Für unser Format „Aufgetischt“ konnten wir die junge Schauspielerin Zoubeida Ben Salah, seit der Spielzeit 2025/26 festes Ensemblemitglied am Theater Konstanz, für eine Lesung gewinnen. Bei der Veranstaltung, die im Weinlokal „Guter Hirte“ statt fand, nahmen 20 Personen teil.
Zoubeida Ben Salah wählte die Inhalte der Bücher, aus denen sie lesen wollte, selbst aus. Sie stellte sie unter das Motto „Wonne“ und überraschte uns mit folgenden Autoren:
Pasquale Mercier „Nachtzug nach Lissabon“ – obwohl der Titel bereits 2004 veröffentlichte wurde, fasziniert das philosophische Meisterwerk, in dem es um Selbstfindung, den Aufbruch ins Ungewisse und die Essenz dessen, was das Leben ausmacht, auch heute noch.

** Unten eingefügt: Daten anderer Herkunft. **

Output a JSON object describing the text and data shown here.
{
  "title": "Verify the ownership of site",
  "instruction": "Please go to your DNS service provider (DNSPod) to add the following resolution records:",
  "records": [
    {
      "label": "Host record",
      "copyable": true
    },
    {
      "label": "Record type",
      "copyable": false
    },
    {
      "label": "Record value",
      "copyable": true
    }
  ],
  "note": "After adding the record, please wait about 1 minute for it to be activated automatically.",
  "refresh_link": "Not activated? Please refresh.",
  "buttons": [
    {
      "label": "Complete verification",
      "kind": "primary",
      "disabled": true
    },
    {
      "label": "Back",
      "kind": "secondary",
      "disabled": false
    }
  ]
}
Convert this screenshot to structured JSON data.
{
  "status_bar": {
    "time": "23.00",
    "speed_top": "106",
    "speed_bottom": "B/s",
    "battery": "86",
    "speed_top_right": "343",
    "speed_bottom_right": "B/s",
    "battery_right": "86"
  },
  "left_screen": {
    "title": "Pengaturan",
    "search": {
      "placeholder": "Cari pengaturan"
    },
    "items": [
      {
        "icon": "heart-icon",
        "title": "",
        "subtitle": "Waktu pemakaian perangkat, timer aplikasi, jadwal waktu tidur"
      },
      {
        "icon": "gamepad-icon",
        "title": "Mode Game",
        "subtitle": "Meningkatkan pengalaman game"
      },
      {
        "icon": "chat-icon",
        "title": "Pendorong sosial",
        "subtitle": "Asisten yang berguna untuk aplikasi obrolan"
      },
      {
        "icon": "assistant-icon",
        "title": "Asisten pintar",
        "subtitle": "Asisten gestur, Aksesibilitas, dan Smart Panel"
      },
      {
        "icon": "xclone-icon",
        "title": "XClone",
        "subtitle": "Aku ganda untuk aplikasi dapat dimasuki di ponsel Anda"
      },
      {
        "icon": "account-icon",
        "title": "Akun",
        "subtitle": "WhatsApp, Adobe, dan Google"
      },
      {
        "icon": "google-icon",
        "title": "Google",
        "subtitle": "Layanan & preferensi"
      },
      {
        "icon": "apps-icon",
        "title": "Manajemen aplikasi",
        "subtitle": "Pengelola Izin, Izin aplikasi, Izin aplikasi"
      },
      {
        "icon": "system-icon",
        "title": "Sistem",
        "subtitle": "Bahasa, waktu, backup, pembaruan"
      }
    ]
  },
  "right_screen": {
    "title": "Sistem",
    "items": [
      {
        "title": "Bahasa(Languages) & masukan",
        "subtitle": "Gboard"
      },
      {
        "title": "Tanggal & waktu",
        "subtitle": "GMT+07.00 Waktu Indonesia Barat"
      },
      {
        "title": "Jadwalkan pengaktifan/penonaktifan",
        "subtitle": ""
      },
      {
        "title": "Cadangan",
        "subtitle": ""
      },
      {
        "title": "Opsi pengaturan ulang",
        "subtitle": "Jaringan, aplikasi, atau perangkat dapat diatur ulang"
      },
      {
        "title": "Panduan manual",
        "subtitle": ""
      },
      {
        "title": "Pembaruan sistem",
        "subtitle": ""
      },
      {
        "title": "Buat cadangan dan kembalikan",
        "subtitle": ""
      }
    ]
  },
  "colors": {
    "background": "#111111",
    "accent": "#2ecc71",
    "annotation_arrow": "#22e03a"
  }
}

Katherine Mansfield, neuseeländische Literatin, im Oktober 1888 geboren und mit 34 Jahren jung gestorben, ist vor allem durch ihre modernistischen Kurzgeschichten bekannt. Mit einem Auszug aus „Glück“ einer Erzählung mit großer Einfühlungskraft, zum Teil aber auch mit bitterer Schärfe anhand von Augenblicksimpressionen gibt die Autorin Einblicke in das alltägliche Leben in Form einer Abendgesellschaft.
Michael Decar lässt uns mit „Ich kam in Gestalt eines Elefanten“ an einer magischen Lovestory teilhaben, die wie alle großen Liebesgeschichten nur ein tragisches Ende finden kann.
Verwandelt als Braunbärenmütter und Gespenster, in Gestalt von Axt-Mördern und Wühlmäusen, als Kristallleuchter und Weltmeere, treffen hier zwei vielgestaltig aufeinander, die nicht voneinander loskommen. Mal rasend und zärtlich, mal funkelnd und verletzlich. Aber immer schwer verliebt und jederzeit bereit, den anderen grausam zu enttäuschen.
So entsteht ein episches Love Poem, in dem so viel Wahrheit und Verzweiflung liegt, dass man lachen muss und doch weinen will.
Im Vorfeld der Lesung erhielten die Theaterfreunde/innen jeweils ein Glas Sekt und in den Pausen, zwischen den einzelnen Lesungen, verköstigte uns das Team vom Guten Hirten mit diversen Dünnele und einem süßen Nachtisch, was allen Anwesenden ausgezeichnet mundete.